Published online by Cambridge University Press: 02 December 2009
Heralded for a “third wave of democratization,” the 1990s witnessed the collapse of the Berlin Wall, official apartheid, and a host of dictatorships buttressed by the bipolar structures of the cold war. Even in the Arab world, so often seen as uniquely inhospitable to political, economic, and cultural liberalism, noteworthy political openings raised hopes for more tolerant, responsive, rule-based, fair, pluralist governance and greater personal liberty, freedom, and participation in Algeria, Egypt, Jordan, Kuwait, Lebanon, Palestine, Sudan, and Yemen. Among these, the prospects for the newly unified Republic of Yemen – itself partly a product of the end of the cold war – seemed especially dramatic and promising. Alas, however, in Yemen as in several other Arab countries, a brief “democratic experiment” was soon submerged in a counter-current of violence and repression. Is nothing better possible for Arab countries?

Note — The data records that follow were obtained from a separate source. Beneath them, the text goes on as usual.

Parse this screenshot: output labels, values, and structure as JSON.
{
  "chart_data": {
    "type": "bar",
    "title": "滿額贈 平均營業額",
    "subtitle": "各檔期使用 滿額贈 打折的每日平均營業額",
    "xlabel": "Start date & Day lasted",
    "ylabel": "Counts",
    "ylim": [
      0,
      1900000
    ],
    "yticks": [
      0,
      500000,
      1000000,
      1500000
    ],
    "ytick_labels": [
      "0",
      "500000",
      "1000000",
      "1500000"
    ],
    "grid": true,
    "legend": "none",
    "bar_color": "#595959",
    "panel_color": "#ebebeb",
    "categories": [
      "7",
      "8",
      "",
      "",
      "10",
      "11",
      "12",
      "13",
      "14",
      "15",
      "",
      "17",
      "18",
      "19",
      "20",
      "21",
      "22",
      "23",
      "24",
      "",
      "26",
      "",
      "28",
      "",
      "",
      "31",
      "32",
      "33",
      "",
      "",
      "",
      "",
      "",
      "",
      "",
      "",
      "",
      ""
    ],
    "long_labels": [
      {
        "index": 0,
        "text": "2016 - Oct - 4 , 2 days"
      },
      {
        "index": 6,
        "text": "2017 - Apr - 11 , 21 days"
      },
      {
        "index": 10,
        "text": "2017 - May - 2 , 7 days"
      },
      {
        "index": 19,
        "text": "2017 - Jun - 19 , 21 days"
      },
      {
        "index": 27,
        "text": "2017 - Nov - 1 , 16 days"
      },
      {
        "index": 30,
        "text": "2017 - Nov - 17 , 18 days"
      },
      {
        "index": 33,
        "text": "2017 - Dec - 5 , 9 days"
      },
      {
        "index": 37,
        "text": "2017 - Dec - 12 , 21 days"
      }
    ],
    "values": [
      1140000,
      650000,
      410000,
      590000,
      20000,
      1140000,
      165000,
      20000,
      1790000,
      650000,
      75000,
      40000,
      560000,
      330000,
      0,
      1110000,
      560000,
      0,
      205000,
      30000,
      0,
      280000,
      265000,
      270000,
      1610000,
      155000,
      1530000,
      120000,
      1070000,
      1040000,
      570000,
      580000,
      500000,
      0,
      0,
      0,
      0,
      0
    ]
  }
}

Those who contend that nothing better is possible have observed that even high standards of living, bourgeois lifestyles, and Western technology have not produced a relaxation of political controls in the Arab Gulf states. Furthermore, electoral competition in the Arab world seems only to embolden intolerant religious puritans who neither respect basic rights nor tolerate alternative ideologies. According to this argument Islamic civilization in general, and Arab tribal culture in particular, have not and probably will not fertilize the sorts of vibrant civic activism that underlie Western democracies, for deeply imbued cultural values and social structures retard the development of civil society.
Although this argument has been widely critiqued, we have few empirical studies that offer evidence to the contrary.